Solo este año se han conocido casos de escuelas que carecen de pupitres y salones adecuados para las clases. Algunos centros escolares incluso denunciaron que en abril aún no recibían el dinero necesario para su funcionamiento.

En mayo se supo que el hospital Bloom tuvo que suspender cirugías ya que se estropeó el aire acondicionado del quirófano. Un caso que podría haberse evitado con el adecuado mantenimiento.

En salud, además se ha conocido que pacientes con hemofilia llevan años sin recibir medicamento porque el fármaco necesario no se encuentra en inventario. ¿Cuándo lo comprarán? Fue una respuesta que no respondieron a este diario.

El caso más reciente fue el del hospital Rosales, cuyos ascensores dejaron de funcionar en mayo. Cientos de pacientes con problemas para movilizarse se vieron en la obligación de usar las gradas para llegar a sus exámenes o cirugías.

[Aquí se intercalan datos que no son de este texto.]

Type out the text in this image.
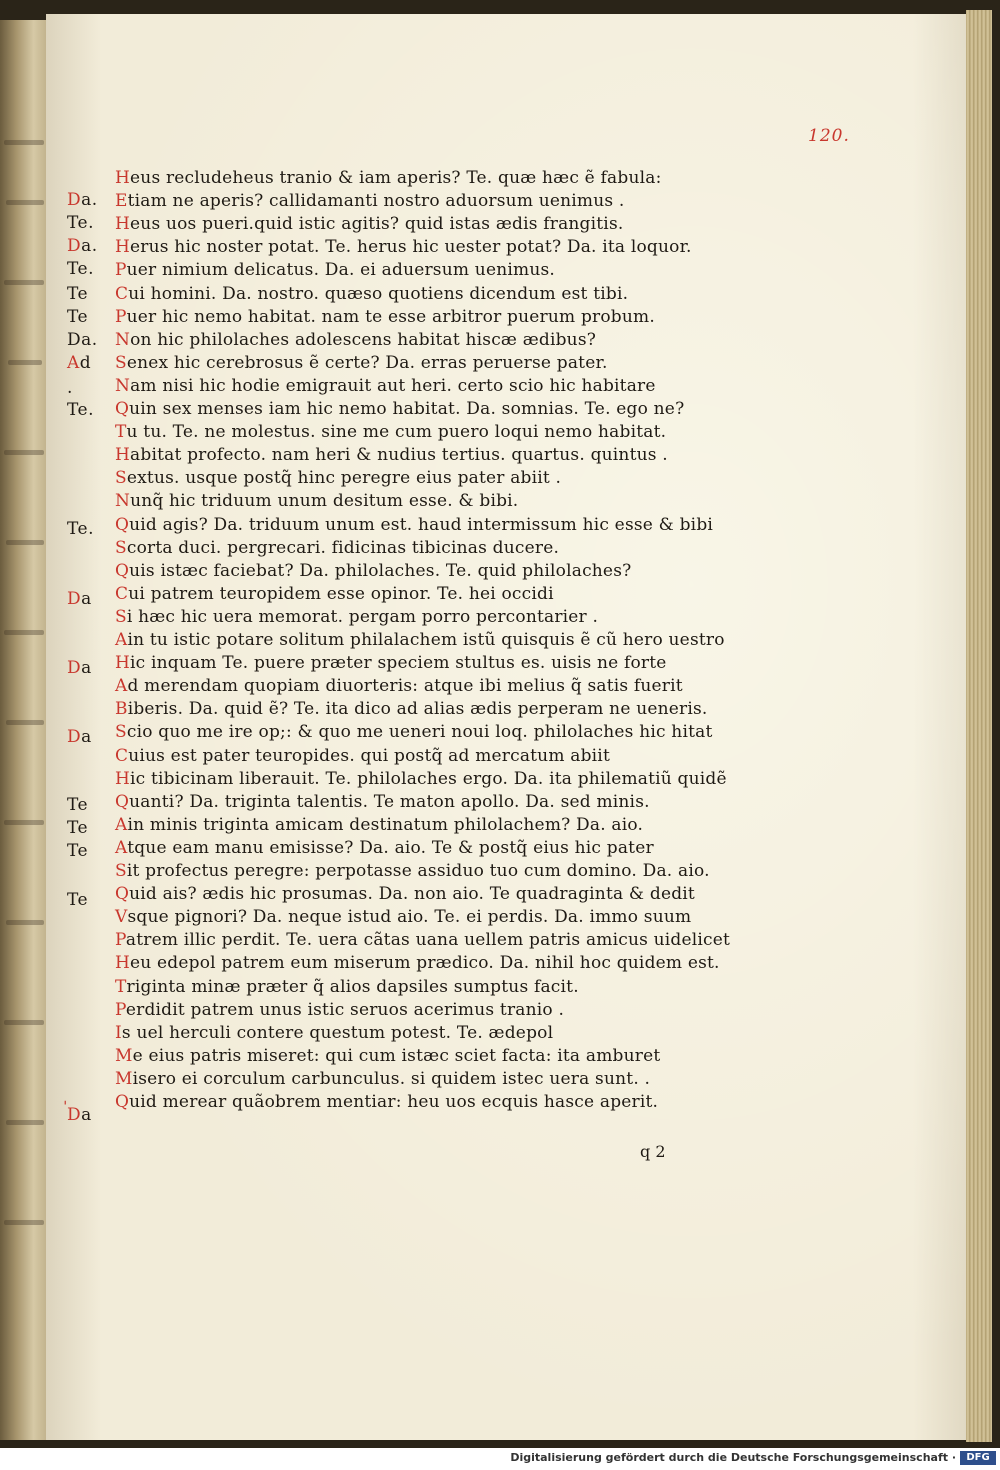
120.
Da.
Te.
Da.
Te.
Te
Te
Da.
Ad
.
Te.
Te.
Da
Da
Da
Te
Te
Te
Te
Da
Heus recludeheus tranio & iam aperis? Te. quæ hæc ẽ fabula:
Etiam ne aperis? callidamanti nostro aduorsum uenimus .
Heus uos pueri.quid istic agitis? quid istas ædis frangitis.
Herus hic noster potat. Te. herus hic uester potat? Da. ita loquor.
Puer nimium delicatus. Da. ei aduersum uenimus.
Cui homini. Da. nostro. quæso quotiens dicendum est tibi.
Puer hic nemo habitat. nam te esse arbitror puerum probum.
Non hic philolaches adolescens habitat hiscæ ædibus?
Senex hic cerebrosus ẽ certe? Da. erras peruerse pater.
Nam nisi hic hodie emigrauit aut heri. certo scio hic habitare
Quin sex menses iam hic nemo habitat. Da. somnias. Te. ego ne?
Tu tu. Te. ne molestus. sine me cum puero loqui nemo habitat.
Habitat profecto. nam heri & nudius tertius. quartus. quintus .
Sextus. usque postq̃ hinc peregre eius pater abiit .
Nunq̃ hic triduum unum desitum esse. & bibi.
Quid agis? Da. triduum unum est. haud intermissum hic esse & bibi
Scorta duci. pergrecari. fidicinas tibicinas ducere.
Quis istæc faciebat? Da. philolaches. Te. quid philolaches?
Cui patrem teuropidem esse opinor. Te. hei occidi
Si hæc hic uera memorat. pergam porro percontarier .
Ain tu istic potare solitum philalachem istũ quisquis ẽ cũ hero uestro
Hic inquam Te. puere præter speciem stultus es. uisis ne forte
Ad merendam quopiam diuorteris: atque ibi melius q̃ satis fuerit
Biberis. Da. quid ẽ? Te. ita dico ad alias ædis perperam ne ueneris.
Scio quo me ire op;: & quo me ueneri noui loq. philolaches hic hitat
Cuius est pater teuropides. qui postq̃ ad mercatum abiit
Hic tibicinam liberauit. Te. philolaches ergo. Da. ita philematiũ quidẽ
Quanti? Da. triginta talentis. Te maton apollo. Da. sed minis.
Ain minis triginta amicam destinatum philolachem? Da. aio.
Atque eam manu emisisse? Da. aio. Te & postq̃ eius hic pater
Sit profectus peregre: perpotasse assiduo tuo cum domino. Da. aio.
Quid ais? ædis hic prosumas. Da. non aio. Te quadraginta & dedit
Vsque pignori? Da. neque istud aio. Te. ei perdis. Da. immo suum
Patrem illic perdit. Te. uera cãtas uana uellem patris amicus uidelicet
Heu edepol patrem eum miserum prædico. Da. nihil hoc quidem est.
Triginta minæ præter q̃ alios dapsiles sumptus facit.
Perdidit patrem unus istic seruos acerimus tranio .
Is uel herculi contere questum potest. Te. ædepol
Me eius patris miseret: qui cum istæc sciet facta: ita amburet
Misero ei corculum carbunculus. si quidem istec uera sunt. .
Quid merear quãobrem mentiar: heu uos ecquis hasce aperit.
ˈ
q 2
Digitalisierung gefördert durch die Deutsche Forschungsgemeinschaft ·	DFG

En seguridad, la posibilidad de acuartelar a los policías para combatir la delincuencia sacó a relucir otra problemática. Las delegaciones policiales no tienen las condiciones de salubridad para mantener a todo el personal. Eso sumado a la falta de equipo y vehículos.

Con todas estas necesidades pendientes y el gasto corriente creciendo ¿para qué se aprueba más deuda?